Alright alright, so I'm not really sure where I'm going here, dabbling my toes in the timeless metaphor of water and river. I don't really have anything deeply philosophical to say on the nature of life and the universe, reincarnation or the recirculation of souls. Its true that linearity may be just an illusion of simple human minds. A lot of life is cyclical after all. Seasons, nights, days, moon cycles, cleaning, getting dirty and cleaning again, weeding, planting, eating, shitting, decomposition, the death and rebirth of stars and the expansion and contraction of the universe. It's all very interesting to think about, but rather daunting. All I can say is that I doubt we'll ever know the true nature of reality, beyond that our molecules will be forever recycled, until the end of the earth, and then once again back to stardust. I just wanted to write a story to say that sometimes CFS feels like I'm stuck in an endless, steep-sided river valley without any agency, at the whims of the weather and water. And all the non-linearity of chronic illness is a really difficult thing for a simple, right-brain-dominant human to get her mind around.


I still often dream of those rivers and river trips. Often with pangs loss for my previous health and youth, love affairs and friendships, and of course with a memory biased towards the beautiful, sunny, hazard-free days, rather than those where leeches were found in unspeakable spots, face-biting hailstorms assailed us mid river, or we were huddled in miserable boggy camp spots under leaking tarps. I reminisce wistfully, especially in summer. 'Now is the season of sun, long light and overhanging river-side waratahs', I sigh, 'when I should be drifting down beautiful, remote Tasmanian rivers and swimming in their sun-dappled honey-brown water, laughing with friends around the dinner pot of curry, and sleeping on soft rainforest soil under ancient myrtles, under the stars, with the water always swirling away, downstream beside us. But no! I'm stuck at home in a sick body, indefinitely, and aging into my mid thirties. All my old river-friends are home with their toddlers, real jobs and home renovations. My life shouldn't be like this!', I cry out in resistance to my new reality.


(from https://paddling.com/learn/river-hazards/)

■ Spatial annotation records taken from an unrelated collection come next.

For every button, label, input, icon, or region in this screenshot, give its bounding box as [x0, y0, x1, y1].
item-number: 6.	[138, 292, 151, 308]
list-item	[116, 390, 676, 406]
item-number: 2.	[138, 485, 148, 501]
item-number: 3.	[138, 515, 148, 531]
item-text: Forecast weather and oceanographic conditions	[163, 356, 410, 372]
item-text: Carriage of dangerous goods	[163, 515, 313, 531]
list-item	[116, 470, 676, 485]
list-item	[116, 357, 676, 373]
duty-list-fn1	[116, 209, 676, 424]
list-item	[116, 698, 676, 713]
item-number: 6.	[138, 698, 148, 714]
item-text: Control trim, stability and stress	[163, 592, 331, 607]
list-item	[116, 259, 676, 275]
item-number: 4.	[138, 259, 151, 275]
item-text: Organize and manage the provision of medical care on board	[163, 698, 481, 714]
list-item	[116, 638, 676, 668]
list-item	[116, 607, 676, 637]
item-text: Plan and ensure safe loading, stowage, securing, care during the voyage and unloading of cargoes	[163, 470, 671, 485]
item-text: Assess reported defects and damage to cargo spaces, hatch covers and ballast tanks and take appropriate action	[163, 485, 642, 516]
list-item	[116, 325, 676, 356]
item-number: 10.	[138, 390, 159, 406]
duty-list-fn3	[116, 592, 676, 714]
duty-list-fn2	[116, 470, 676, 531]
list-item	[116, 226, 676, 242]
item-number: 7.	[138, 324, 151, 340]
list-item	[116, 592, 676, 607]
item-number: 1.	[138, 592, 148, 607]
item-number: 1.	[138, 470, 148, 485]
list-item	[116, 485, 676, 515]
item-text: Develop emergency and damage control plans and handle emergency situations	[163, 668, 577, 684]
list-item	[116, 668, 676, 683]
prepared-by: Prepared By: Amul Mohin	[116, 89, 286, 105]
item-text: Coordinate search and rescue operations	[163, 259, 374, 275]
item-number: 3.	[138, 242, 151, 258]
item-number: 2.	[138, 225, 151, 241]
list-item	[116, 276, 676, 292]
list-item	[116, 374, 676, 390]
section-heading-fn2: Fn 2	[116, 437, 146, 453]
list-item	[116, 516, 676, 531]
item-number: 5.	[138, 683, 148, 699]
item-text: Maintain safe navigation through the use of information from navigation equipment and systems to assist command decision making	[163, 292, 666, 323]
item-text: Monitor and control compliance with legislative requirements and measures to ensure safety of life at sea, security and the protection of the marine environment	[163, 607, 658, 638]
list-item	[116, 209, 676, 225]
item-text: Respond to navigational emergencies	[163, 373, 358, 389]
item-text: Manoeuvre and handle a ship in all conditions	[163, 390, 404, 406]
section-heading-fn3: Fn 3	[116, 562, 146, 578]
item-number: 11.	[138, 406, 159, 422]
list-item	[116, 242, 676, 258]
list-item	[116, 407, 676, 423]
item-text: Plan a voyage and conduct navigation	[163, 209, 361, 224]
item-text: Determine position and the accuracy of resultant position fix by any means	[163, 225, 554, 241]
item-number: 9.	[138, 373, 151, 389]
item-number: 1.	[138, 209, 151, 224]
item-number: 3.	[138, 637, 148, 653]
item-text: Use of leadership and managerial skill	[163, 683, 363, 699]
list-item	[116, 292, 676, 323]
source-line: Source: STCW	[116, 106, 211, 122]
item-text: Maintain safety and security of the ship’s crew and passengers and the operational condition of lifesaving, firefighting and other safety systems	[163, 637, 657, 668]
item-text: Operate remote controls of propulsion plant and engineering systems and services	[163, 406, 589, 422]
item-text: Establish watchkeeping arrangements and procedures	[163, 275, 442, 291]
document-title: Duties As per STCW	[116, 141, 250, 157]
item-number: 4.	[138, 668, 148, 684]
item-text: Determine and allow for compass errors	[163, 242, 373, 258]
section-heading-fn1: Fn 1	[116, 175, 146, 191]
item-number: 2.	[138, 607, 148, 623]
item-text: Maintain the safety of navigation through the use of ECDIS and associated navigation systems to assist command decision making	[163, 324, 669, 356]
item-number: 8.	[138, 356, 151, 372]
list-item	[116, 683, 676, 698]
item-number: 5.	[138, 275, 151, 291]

Then sometimes I remember some river-safety training tips. Apparently if you are stuck in recirculating, powerful stopper, desperate for breath, you should unintuitively, actively, swim to the river bottom, where you have the best chance of being flushed out by the downstream current. Or when you are surfing in a kayak you need to go against your instinct and lean into the wave, to avoid being flipped over and tumbled in the whitewash. Or with quicksand, the less you struggle against it, the less you will sink. I think these are probably apt, if difficult-in-practice metaphors for dealing with chronic fatigue. For leaning into the fear, pain and loss, accepting the here and now, and not wasting precious energy in angst, fear or denial. Maybe this low energy state is my 'new normal'. My new baseline. It could be a long while before the river valley changes character again. Or it could be soon. Nobody knows what is around the next bend, or what will come with the next change of weather. I just know I don't take the ability to paddle for granted anymore.